Author |
Jennie Helmer |
Date |
2019-08-01 |
Reviewer |
- |
Edited |
2020-10-22 |
You respond to a 48yom who is complaining of a central sternal crushing pain that came on while he was vacuuming his house. As you approach the patient, you note that he is pale and diaphoretic. Suddenly he becomes unresponsive and he appears to be gasping for breath (agonal breathing). You check for a carotid pulse and cannot find one. Your partner has not yet turned on the monitor, but scrambles to do so now.

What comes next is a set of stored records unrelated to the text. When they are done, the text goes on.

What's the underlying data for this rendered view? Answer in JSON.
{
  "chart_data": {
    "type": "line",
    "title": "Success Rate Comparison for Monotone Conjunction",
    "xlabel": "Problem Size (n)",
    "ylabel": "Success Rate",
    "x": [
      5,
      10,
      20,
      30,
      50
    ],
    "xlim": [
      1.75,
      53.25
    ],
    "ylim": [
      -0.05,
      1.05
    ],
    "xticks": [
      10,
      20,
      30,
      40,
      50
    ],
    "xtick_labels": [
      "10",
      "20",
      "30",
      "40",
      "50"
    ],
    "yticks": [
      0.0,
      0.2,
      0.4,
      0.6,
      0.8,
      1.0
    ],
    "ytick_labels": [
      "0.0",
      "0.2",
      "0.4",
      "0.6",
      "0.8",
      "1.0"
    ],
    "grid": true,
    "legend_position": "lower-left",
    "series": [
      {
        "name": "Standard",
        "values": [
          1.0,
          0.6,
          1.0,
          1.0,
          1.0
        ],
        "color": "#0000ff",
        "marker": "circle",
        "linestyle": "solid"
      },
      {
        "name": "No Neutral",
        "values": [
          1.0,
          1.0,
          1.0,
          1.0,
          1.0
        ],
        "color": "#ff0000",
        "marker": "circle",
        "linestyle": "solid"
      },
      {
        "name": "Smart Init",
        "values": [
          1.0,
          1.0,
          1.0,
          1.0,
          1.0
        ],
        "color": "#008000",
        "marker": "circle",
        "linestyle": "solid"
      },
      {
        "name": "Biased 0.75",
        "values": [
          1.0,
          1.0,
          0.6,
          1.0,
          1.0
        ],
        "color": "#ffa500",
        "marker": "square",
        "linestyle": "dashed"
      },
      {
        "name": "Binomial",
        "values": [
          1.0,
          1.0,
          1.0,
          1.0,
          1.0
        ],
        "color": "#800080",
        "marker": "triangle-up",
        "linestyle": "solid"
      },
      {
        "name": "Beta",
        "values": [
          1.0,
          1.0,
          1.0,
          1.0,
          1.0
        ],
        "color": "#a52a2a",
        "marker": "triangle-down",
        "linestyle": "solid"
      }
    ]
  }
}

Should the paramedic who is by the patient’s side perform a precordial thump, with a well-placed fist, in the hopes of providing enough Joules to convert the rhythm out of what is likely VF/VT or should the paramedic start chest compressions while the partner readies the monitor and applies the defibrillator pads.
“In adult OHCA patients with an EMS-witnessed CA, does the precordial thump versus standard CPR lead to differences in ROSC?”
Population |
Adult OHCA patient with an EMS-witnessed CA |
Intervention |
Precordial Thump |
Comparison |
Standard CPR |
Outcome |
Return of Spontaneous Circulation |
PubMed: ((Fist pacing OR Precordial Thump)) AND Cardiac Arrest
PubMed: (prehospital OR out-of-hospital) AND (fist-pacing OR precordial thump) AND (ROSC OR Return of Spontaneous Circulation)
33 Results (3 Relevant) on 2019-08-01
These three papers do not provide supportive evidence for the use of the Precordial Thump in EMS-witnessed cardiac arrests. One paper concluded that the use of the PT in OHCA rarely results in immediate ROSC, and is more commonly associated with rhythm deterioration.